Under their co-ownership arrangement, a nominee for MGP and MGI today entered into a conditional agreement to acquire the property, known as the "Fletcher Site", from a subsidiary of Trans Tasman Properties Limited for a purchase price of $72 million.

The property has a site area of 8.1 hectares with 48,500 sqm of existing improvements, consisting of five office buildings and 18 warehouse/industrial buildings. With a low site utilisation ratio, the property also offers significant future development prospects.

The property is located in Auckland's primary industrial region, benefiting from its central proximity to major motorway access and port and airport facilities. It is also in the vicinity of a number of existing properties held jointly by MGP and MGI such as The Millennium Centre, Central Park Corporate Centre, Penrose Industrial Estate and The Gate Industry Park.

Fletcher Building Limited has a head lease over the existing lettable area with five years remaining. Its annual net rental is $6.5 million with market reviews every three years, delivering a yield of 9.0%.

MGP and MGI's agreement to purchase the property is subject to satisfaction of the following outstanding conditions:

1. approval from the Overseas Investment Commission;
2. waiver of the first right of refusal in favour of Auckland University of Technology; and
3. waiver of the first right of refusal in favour of Fletcher Building Limited.

A valuation report has been prepared for the Fletcher Site and the independent directors have certified that they have reviewed the valuation report and resolved and certified that in their opinion the transaction is on arm's length, commercial terms and falls within MGP's investment policies.

MGP's 50% share of the acquisition will be funded via an institutional placement of units in MGP and the draw down of additional debt. Under the placement, MGP proposes to issue 21.75 million new units at $0.96 per unit, raising $20.9 million.

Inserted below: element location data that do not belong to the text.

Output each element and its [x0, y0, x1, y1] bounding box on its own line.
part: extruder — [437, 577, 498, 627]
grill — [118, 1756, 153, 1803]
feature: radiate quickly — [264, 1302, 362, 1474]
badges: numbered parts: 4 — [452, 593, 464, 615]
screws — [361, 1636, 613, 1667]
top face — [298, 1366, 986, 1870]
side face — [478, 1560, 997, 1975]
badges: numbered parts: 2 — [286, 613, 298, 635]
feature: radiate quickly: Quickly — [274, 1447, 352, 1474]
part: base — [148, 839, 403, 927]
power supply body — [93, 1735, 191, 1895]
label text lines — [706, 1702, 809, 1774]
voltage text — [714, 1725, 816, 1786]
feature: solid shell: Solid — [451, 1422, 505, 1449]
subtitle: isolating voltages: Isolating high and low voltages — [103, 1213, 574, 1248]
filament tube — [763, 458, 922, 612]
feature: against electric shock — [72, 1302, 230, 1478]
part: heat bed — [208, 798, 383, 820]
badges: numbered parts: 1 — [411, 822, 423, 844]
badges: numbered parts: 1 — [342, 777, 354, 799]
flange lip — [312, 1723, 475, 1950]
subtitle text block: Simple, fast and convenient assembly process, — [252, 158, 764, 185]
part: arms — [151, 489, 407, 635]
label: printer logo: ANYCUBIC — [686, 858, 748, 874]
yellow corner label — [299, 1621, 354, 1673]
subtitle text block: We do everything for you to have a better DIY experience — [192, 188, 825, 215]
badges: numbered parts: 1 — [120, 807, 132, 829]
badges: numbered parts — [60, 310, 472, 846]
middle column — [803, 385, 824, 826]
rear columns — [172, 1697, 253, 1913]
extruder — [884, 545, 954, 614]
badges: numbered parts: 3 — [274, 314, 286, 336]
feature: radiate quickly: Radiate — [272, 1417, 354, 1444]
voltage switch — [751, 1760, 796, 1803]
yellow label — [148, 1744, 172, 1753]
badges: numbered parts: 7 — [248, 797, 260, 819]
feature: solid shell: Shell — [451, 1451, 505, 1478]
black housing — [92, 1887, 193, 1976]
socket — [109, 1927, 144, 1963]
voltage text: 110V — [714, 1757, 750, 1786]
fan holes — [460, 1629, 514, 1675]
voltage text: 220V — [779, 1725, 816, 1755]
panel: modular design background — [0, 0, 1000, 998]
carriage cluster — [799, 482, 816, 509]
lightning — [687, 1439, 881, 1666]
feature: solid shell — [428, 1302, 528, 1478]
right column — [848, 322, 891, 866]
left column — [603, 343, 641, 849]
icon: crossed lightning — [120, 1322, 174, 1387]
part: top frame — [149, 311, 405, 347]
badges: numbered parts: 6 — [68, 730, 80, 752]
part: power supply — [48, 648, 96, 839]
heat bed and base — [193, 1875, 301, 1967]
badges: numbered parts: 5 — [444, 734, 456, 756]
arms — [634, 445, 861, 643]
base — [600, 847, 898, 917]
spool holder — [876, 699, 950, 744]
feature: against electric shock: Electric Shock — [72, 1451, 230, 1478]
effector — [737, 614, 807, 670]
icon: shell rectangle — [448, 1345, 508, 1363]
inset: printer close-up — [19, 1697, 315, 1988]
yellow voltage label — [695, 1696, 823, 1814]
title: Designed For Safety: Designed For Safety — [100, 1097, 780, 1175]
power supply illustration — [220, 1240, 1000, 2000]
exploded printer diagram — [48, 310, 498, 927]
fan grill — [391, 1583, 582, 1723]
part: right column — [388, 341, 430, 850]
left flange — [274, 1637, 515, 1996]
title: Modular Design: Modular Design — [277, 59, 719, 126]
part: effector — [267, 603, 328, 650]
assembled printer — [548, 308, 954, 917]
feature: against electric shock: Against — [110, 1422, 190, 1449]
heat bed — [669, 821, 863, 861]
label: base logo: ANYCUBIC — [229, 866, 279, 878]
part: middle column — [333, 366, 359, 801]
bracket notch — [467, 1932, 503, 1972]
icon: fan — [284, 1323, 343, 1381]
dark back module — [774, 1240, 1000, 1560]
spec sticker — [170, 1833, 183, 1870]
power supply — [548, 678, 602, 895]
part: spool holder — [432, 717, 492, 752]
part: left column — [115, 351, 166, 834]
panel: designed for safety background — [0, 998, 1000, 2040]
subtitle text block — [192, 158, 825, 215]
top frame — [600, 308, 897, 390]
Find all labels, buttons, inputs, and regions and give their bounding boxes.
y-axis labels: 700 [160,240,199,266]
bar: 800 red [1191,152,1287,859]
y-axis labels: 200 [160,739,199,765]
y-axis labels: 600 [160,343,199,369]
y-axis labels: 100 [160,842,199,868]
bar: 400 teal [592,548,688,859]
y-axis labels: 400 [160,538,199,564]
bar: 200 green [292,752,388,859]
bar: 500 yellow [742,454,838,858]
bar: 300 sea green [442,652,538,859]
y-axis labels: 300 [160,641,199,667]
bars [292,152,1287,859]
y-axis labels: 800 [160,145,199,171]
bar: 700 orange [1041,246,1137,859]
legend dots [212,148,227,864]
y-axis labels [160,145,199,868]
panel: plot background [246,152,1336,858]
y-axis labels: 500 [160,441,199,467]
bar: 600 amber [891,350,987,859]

The new units will rank pari passu with existing units on issue from allotment and will be entitled to the distribution for the quarter ended 31 March 2004.

The benefits to MGP's Unitholders of acquiring the property and making an institutional placement include:

· enhanced industrial property sector focus;
· greater portfolio diversification;
· reduced gearing to 35.0%;
· increased weighted average lease term to expiry to 3.9 years;
· improved occupancy rate to 99%; and
· increased index weighting of MGP, creating greater liquidity for Unitholders.

MGP remains on target to deliver a projected gross distribution of 9.3 cents per unit for the year ending 30 June 2005.

John Dakin, Chief Executive Officer of MGNZ said, "The transaction will increase MGP's position as New Zealand's leading listed industrial specialist and reduce its gearing to 35.0% on completion of the transactions."